Some may argue that the app is a mere glorified CD-Rom, but this is the first time that publishing seems to have a chance of making money on a digital edition. This is also a publisher that makes most of the same content available for free online, so this isn’t a discounted version or some sort of exclusive iPad only content.

The big change is form factor. It’s on a device that is great for reading this type of content and it’s very easy to purchase as there’s virtually no friction if your credit card details reside in the iTunes Store.

So, in summary, quality content, high quality brand, easy to find, easy to pay for and – probably most importantly – on a device that the content suits. Perhaps there is some money in this digital revolution after all!

One thought on “Wired: New Publishing Economics”

  1. Intriguing, but I think it’s probably a little early to claim that a new publishing model has been found.

    This is Wired magazine after all.

    Some questions that will need answering over the longer term:

    How many people will buy next month’s magazine digitally? And the one after that? We’re still in the discovery phase of iPads with new purchasers looking around to see what’s available.

    How much does it cost to produce the digital version cost to produce on an ongoing basis? (Don’t forget that Apple keeps about $100,000 of that revenue. That said, paper subsciptions generate very little revenue compared with newstand sales. So a more detailed breakdown of the magazine’s economics is needed).

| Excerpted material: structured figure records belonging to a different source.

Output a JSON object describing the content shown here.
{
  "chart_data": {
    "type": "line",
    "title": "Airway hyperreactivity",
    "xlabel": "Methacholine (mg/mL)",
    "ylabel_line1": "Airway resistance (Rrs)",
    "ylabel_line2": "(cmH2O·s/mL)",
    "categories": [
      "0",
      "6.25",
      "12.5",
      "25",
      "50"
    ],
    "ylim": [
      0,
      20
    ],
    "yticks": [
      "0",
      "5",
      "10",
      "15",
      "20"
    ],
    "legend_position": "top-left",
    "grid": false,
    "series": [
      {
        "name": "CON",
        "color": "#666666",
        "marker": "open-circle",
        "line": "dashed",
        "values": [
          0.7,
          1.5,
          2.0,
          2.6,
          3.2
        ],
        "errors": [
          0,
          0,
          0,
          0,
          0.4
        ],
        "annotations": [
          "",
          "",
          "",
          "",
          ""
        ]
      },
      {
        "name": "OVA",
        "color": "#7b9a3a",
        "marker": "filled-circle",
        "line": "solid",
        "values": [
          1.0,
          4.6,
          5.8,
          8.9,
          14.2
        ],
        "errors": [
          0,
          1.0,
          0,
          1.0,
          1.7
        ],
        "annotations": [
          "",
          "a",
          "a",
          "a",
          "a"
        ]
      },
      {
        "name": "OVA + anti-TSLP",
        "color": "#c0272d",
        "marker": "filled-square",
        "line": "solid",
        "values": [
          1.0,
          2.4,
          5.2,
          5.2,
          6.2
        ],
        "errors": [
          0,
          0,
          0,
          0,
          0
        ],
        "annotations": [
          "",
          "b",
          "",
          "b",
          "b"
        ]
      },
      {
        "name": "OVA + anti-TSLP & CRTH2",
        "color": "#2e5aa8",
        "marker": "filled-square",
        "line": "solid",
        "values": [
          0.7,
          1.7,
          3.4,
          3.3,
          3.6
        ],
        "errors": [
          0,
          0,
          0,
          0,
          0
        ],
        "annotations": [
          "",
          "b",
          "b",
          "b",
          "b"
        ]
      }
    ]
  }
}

    Is this repeatable with broader magazines? And if it is, will this impact on Wired’s sales? $4.99 might not worry you on a one-off basis, but repeated 5-10 times in a month, it becomes a significant cost. Currently your magazine choices are essentially limited to Wired and GQ. But as more digital editions are created, the selection becomes more like your newsagent.

    Will digital editions work better for advertisers? The obvious answer might be “yes” since you can collect data, see click-throughs and so on. But advertisers pay premiums for backcovers because they’re left lying around being seen in your home even when you’re not reading the magazine. When your digital edition is closed, the ad is invisible.

    And how might any of this affect bricks and mortar stores? Ie. newsagents. That’s for the longer term.

    Fascinating early stats, but let’s see what pans out.